Let’s start with the different types of cyberattacks on our list:
1. Malware Attack
This is one of the most common types of cyberattacks. “Malware” refers to malicious software viruses including worms, spyware, ransomware, adware, and trojans.
The trojan virus disguises itself as legitimate software. Ransomware blocks access to the network's key components, whereas Spyware is software that steals all your confidential data without your knowledge. Adware is software that displays advertising content such as banners on a user's screen.
Malware breaches a network through a vulnerability. When the user clicks a dangerous link, it downloads an email attachment or when an infected pen drive is used.
Let’s now look at how we can prevent a malware attack:
- Use antivirus software. It can protect your computer against malware. Avast Antivirus, Norton Antivirus, and McAfee Antivirus are a few of the popular antivirus software.
- Use firewalls. Firewalls filter the traffic that may enter your device. Windows and Mac OS X have their default built-in firewalls, named Windows Firewall and Mac Firewall.
- Stay alert and avoid clicking on suspicious links.
- Update your OS and browsers, regularly.
2. Phishing Attack
Phishing attacks are one of the most prominent widespread types of cyberattacks. It is a type of social engineering attack wherein an attacker impersonates to be a trusted contact and sends the victim fake mails.
Unaware of this, the victim opens the mail and clicks on the malicious link or opens the mail's attachment. By doing so, attackers gain access to confidential information and account credentials. They can also install malware through a phishing attack.
Phishing attacks can be prevented by following the below-mentioned steps:
- Scrutinize the emails you receive. Most phishing emails have significant errors like spelling mistakes and format changes from that of legitimate sources.
- Make use of an anti-phishing toolbar.
- Update your passwords regularly.
3. Password Attack
It is a form of attack wherein a hacker cracks your password with various programs and password cracking tools like Aircrack, Cain, Abel, John the Ripper, Hashcat, etc. There are different types of password attacks like brute force attacks, dictionary attacks, and keylogger attacks.
Listed below are a few ways to prevent password attacks:
- Use strong alphanumeric passwords with special characters.

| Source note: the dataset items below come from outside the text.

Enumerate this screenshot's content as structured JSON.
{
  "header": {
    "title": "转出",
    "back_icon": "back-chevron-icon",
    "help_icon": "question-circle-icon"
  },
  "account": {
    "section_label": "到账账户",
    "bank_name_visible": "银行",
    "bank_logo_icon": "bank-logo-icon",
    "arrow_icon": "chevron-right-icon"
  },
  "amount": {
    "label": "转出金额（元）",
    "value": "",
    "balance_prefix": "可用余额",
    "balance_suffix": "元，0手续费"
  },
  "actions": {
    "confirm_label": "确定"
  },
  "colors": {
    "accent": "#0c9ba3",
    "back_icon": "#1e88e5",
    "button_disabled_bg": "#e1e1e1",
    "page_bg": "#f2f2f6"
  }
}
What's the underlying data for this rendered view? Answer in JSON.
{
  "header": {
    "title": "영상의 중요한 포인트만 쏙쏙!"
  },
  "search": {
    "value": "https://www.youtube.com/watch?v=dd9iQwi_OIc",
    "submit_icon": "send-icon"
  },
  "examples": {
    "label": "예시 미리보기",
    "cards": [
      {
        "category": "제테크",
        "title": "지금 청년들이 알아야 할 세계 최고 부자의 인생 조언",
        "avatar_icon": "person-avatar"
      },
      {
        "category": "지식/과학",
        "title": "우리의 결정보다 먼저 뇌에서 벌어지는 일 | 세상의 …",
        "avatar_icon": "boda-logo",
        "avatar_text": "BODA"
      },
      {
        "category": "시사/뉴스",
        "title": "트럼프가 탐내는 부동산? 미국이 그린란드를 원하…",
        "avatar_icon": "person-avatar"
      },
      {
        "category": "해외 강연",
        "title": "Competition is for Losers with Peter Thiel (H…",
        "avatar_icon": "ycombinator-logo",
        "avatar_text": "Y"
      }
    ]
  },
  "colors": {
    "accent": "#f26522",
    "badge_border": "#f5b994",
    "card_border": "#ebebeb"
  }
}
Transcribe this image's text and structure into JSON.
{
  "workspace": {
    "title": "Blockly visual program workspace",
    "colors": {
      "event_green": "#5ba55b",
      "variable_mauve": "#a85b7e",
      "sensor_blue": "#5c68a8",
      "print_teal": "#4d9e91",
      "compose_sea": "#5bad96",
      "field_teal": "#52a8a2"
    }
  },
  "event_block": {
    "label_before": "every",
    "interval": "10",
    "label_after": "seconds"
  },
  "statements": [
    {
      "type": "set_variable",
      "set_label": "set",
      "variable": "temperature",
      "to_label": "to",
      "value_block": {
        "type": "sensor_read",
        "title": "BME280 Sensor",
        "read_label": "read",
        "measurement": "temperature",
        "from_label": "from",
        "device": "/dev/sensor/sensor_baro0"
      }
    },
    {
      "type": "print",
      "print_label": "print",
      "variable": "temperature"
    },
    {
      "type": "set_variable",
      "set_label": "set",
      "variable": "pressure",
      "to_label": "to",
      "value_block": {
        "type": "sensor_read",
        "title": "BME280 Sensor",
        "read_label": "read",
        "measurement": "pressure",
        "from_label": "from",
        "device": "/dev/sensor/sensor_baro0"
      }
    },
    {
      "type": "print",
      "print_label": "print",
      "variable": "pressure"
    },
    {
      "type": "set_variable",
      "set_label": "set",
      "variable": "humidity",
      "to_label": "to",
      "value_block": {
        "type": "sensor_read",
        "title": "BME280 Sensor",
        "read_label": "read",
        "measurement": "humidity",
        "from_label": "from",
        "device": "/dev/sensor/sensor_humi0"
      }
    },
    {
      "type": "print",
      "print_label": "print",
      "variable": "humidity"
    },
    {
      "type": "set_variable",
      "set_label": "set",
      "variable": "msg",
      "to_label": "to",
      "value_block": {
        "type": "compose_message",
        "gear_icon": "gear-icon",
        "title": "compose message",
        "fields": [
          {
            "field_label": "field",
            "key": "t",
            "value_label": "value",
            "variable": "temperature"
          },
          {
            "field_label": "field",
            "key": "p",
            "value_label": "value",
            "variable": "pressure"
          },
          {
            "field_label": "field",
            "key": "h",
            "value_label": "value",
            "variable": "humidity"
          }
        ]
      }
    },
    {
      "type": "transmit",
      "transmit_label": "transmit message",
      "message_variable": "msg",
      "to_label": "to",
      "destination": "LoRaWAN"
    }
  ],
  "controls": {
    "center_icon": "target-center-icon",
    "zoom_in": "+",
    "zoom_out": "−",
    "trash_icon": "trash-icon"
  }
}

- Abstain from using the same password for multiple websites or accounts.
- Update your passwords; this will limit your exposure to a password attack.
- Do not have any password hints in the open.
4. Man-in-the-Middle Attack
A Man-in-the-Middle Attack (MITM) is also known as an eavesdropping attack. In this attack, an attacker comes in between a two-party communication, i.e., the attacker hijacks the session between a client and host. By doing so, hackers steal and manipulate data.
As seen below, the client-server communication has been cut off, and instead, the communication line goes through the hacker.
MITM attacks can be prevented by following the below-mentioned steps:
- Be mindful of the security of the website you are using. Use encryption on your devices.
- Refrain from using public Wi-Fi networks.
5. SQL Injection Attack
A Structured Query Language (SQL) injection attack occurs on a database-driven website when the hacker manipulates a standard SQL query. It is carried by injecting a malicious code into a vulnerable website search box, thereby making the server reveal crucial information.
This results in the attacker being able to view, edit, and delete tables in the databases. Attackers can also get administrative rights through this.
To prevent a SQL injection attack:
- Use an Intrusion detection system, as they design it to detect unauthorized access to a network.
- Carry out a validation of the user-supplied data. With a validation process, it keeps the user input in check.
6. Denial-of-Service Attack
A Denial-of-Service Attack is a significant threat to companies. Here, attackers target systems, servers, or networks and flood them with traffic to exhaust their resources and bandwidth.
When this happens, catering to the incoming requests becomes overwhelming for the servers, resulting in the website it hosts either shut down or slow down. This leaves the legitimate service requests unattended.
It is also known as a DDoS (Distributed Denial-of-Service) attack when attackers use multiple compromised systems to launch this attack.
Let’s now look at how to prevent a DDoS attack:
- Run a traffic analysis to identify malicious traffic.
- Understand the warning signs like network slowdown, intermittent website shutdowns, etc. At such times, the organization must take the necessary steps without delay.
- Formulate an incident response plan, have a checklist and make sure your team and data center can handle a DDoS attack.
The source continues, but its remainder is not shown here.